How does CJC-1295 ipamorelin work?

The two peptides hit growth hormone through different receptors: CJC-1295 activates the GHRH receptor (cAMP pathway) for a sustained drive, while ipamorelin activates the ghrelin receptor (GHS-R1a, calcium pathway) for a discrete pulse [1]. Because the pathways are distinct, their effects can stack rather than overlap — the published rationale for the pairing [13]. The synergy is documented at the class level [8].

How to reconstitute CJC-1295 ipamorelin 5mg?

As a general handling note: ipamorelin is supplied as a lyophilized (freeze-dried) powder and reconstituted with bacteriostatic water for research handling, then kept refrigerated because peptides degrade with heat and freeze-thaw. This is a storage observation, not a dosing instruction — this site provides no milligram-to-milliliter math, injection volume, or preparation guidance for human use.

How long does ipamorelin stay in your system?

Ipamorelin's terminal half-life in healthy human volunteers is approximately 2 hours after IV dosing, with the growth-hormone pulse peaking around 40 minutes [2]. With a ~2-hour half-life, the peptide itself clears within several hours. The downstream growth-hormone pulse it triggers is brief and discrete rather than sustained [2].

Does ipamorelin make you hungry?

It can, because it acts on the ghrelin (hunger) receptor. Acute central ghrelin-receptor activation induced feeding in rats — a class-level appetite effect [15]. Community reports describe a hunger bump after injecting, generally milder than with GHRP-6 but still present for some. The selectivity that spares cortisol does not remove the appetite signal, which runs through the same receptor.

Will I gain weight on ipamorelin?

There is no human data to answer this directly. In mice, ipamorelin increased body weight, fat-pad weight, and leptin through a GH-independent mechanism [14]. In a ferret cachexia model it protected against weight loss [5]. Community reports vary. Any weight change would be confounded by appetite effects [15], diet, and training; no controlled human study has measured it.

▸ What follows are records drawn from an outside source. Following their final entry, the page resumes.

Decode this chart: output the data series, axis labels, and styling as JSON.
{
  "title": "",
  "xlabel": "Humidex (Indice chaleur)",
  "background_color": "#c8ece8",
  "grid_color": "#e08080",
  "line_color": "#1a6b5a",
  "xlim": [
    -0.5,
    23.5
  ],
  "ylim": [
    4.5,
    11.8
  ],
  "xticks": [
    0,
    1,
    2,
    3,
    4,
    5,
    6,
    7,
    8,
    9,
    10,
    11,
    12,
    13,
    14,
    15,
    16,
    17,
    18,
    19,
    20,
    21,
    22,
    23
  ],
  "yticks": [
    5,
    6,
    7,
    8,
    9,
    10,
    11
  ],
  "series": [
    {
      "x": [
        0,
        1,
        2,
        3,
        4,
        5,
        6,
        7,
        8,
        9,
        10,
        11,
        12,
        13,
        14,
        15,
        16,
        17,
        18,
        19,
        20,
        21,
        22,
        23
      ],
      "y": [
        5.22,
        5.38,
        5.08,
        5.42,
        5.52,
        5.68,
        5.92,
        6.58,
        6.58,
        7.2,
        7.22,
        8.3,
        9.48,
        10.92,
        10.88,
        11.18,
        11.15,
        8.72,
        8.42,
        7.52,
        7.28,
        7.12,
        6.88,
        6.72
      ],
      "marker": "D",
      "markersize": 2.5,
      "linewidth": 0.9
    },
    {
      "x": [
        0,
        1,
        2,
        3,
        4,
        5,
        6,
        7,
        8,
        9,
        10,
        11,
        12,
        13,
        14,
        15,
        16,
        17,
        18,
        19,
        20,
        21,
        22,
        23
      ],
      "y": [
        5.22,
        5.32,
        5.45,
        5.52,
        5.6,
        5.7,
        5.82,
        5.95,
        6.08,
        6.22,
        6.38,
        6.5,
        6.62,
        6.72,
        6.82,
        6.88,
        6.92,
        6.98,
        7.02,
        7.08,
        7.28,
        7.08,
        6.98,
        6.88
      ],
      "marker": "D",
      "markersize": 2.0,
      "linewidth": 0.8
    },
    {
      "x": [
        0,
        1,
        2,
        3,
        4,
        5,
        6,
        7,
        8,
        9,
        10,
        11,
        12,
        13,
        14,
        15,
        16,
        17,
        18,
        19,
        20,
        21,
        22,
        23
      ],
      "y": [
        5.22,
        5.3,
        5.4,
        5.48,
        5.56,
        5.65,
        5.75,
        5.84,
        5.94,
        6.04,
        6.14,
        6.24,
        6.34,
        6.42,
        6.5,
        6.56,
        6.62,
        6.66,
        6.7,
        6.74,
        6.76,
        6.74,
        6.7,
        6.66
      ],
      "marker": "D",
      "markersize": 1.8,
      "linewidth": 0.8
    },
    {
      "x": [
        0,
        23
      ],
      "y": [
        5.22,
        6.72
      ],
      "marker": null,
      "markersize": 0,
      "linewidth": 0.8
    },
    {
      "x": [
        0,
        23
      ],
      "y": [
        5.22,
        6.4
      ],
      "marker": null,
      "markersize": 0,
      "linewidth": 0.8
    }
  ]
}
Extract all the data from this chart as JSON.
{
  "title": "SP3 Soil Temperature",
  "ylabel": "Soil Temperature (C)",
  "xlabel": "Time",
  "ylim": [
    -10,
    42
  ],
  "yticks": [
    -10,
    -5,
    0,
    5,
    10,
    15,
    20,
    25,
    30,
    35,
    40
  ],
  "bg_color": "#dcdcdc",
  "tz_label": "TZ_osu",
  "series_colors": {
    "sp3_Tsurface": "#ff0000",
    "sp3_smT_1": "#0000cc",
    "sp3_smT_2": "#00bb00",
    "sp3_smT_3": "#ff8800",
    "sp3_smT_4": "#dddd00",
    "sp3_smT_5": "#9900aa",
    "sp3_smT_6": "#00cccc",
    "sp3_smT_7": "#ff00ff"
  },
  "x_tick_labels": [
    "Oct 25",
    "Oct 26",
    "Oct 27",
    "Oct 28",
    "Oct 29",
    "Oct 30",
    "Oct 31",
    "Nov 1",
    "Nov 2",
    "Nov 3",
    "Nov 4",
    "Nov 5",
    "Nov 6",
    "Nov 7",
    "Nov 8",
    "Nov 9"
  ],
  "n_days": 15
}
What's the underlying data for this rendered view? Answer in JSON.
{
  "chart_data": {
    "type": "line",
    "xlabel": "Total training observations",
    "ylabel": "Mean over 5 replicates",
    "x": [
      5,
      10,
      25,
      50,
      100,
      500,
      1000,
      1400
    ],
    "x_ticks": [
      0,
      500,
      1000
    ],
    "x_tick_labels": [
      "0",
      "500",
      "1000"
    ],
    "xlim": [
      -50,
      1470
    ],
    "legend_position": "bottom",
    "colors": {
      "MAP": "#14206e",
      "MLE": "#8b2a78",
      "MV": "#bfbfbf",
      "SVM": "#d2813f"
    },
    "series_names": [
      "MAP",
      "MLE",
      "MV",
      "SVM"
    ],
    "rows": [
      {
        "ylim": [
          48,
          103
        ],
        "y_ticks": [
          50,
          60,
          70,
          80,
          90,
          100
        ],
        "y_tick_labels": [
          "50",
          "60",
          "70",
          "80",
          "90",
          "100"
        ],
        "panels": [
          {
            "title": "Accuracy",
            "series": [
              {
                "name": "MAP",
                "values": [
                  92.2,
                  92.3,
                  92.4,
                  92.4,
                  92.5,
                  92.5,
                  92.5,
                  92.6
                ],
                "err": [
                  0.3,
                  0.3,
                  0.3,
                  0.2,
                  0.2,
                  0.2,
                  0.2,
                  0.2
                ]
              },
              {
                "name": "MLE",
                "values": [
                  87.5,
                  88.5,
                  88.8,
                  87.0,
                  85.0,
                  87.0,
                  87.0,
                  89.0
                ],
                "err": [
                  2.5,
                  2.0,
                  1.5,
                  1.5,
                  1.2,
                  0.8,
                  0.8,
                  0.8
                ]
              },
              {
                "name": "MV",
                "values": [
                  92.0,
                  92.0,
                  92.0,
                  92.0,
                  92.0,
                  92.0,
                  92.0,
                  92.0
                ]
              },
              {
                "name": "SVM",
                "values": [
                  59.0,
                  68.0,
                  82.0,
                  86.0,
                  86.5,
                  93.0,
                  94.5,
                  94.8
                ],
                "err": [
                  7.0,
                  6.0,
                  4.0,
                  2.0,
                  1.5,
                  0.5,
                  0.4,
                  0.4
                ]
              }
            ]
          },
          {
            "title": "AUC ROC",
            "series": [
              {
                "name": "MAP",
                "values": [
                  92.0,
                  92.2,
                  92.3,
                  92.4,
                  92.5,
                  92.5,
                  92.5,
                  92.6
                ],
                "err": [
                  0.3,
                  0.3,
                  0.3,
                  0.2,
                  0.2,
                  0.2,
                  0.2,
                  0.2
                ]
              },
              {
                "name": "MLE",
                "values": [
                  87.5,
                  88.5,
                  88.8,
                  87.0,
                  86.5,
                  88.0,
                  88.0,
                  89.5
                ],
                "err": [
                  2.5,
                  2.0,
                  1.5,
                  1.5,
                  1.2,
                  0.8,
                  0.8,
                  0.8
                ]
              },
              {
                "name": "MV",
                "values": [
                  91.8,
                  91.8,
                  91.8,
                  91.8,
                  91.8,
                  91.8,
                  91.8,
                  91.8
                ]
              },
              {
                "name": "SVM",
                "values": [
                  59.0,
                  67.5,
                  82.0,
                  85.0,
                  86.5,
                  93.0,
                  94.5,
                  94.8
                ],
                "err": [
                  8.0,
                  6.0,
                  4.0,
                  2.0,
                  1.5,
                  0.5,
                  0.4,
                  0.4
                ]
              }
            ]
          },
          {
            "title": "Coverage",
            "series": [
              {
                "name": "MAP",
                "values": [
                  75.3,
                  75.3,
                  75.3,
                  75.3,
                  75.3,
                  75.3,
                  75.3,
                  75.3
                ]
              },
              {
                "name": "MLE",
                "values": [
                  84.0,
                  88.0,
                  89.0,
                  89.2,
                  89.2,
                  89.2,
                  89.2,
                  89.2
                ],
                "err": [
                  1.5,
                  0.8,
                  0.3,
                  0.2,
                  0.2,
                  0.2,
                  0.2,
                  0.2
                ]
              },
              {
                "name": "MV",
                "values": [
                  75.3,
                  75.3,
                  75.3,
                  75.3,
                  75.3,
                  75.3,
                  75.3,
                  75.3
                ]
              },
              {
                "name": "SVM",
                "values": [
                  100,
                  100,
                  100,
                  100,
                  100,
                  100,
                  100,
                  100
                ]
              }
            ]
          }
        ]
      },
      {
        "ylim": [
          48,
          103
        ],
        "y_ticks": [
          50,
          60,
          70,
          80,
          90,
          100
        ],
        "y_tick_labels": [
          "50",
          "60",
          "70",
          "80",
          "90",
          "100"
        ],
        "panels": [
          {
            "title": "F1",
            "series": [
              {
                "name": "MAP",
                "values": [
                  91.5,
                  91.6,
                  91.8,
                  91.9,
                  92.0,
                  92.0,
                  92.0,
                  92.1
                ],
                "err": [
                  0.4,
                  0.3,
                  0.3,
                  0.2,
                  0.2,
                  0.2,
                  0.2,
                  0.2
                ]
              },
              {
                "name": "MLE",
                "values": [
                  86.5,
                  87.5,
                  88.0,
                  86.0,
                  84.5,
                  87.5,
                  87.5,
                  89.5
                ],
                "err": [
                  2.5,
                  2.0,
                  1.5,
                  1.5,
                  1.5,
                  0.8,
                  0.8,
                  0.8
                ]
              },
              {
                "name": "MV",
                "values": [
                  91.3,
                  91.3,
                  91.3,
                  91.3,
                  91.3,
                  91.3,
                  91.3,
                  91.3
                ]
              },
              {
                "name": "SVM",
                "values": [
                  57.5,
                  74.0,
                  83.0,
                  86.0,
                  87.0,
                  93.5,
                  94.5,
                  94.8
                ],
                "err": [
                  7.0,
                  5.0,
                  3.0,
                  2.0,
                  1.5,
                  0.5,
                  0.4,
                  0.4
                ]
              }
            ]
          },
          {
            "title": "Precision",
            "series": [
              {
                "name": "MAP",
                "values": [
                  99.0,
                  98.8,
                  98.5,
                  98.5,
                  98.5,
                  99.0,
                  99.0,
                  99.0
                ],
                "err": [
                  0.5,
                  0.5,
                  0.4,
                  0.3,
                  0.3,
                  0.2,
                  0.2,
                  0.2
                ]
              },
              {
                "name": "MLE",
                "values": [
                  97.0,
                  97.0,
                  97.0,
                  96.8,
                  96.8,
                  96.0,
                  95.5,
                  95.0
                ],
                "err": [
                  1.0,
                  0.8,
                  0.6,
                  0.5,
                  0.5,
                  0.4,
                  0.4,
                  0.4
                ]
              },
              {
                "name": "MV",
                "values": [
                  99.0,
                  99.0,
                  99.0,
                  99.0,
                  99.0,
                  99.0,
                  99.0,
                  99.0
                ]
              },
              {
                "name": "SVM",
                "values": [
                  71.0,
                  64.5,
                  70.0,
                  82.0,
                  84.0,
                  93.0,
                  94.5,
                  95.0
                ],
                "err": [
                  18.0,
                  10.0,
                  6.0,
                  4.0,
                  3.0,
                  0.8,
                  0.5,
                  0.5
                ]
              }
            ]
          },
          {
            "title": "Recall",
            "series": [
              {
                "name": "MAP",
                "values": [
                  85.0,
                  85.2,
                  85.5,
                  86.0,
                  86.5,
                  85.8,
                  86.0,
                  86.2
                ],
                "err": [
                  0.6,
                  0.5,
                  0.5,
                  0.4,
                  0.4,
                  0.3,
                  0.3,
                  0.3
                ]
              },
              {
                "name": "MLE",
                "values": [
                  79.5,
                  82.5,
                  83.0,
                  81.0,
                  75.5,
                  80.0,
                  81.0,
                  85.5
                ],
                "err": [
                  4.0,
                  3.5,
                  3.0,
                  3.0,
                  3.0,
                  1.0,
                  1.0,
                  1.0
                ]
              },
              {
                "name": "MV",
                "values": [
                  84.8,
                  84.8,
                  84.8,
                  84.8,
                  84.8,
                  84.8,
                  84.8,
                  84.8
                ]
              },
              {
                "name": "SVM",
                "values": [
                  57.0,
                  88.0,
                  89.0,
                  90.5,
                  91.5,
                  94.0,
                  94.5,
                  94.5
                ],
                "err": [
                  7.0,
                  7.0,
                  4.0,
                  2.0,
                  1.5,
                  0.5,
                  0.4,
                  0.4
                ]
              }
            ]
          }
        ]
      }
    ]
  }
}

Does ipamorelin increase appetite?

Mechanistically, yes — it is a ghrelin-receptor agonist, and ghrelin is the body's hunger hormone; class-level studies show central ghrelin-receptor activation induces feeding [15]. Reported appetite increase is described as milder than with GHRP-6 but real for some users (anecdotal). Mouse data also show GH-independent increases in adiposity and leptin alongside the appetite mechanism [14].

What does ipamorelin peptide do?

It selectively triggers a growth-hormone pulse by activating the ghrelin receptor, without the cortisol or prolactin spillover of older peptides [1]. In animals it increased bone growth [4] and protected against chemotherapy weight loss [5]; in its one human efficacy trial it failed [3]. It is studied as the pulsatile half of growth-hormone peptide stacks [13].

How long does it take for ipamorelin to work?

Pharmacologically, fast: the growth-hormone pulse peaks about 40 minutes after dosing in humans [2]. For the subjective effects people chase — sleep, recovery — community reports describe onset within one to two weeks, but these are anecdotal and unverified, with no controlled human trial measuring an onset time for any wellness outcome.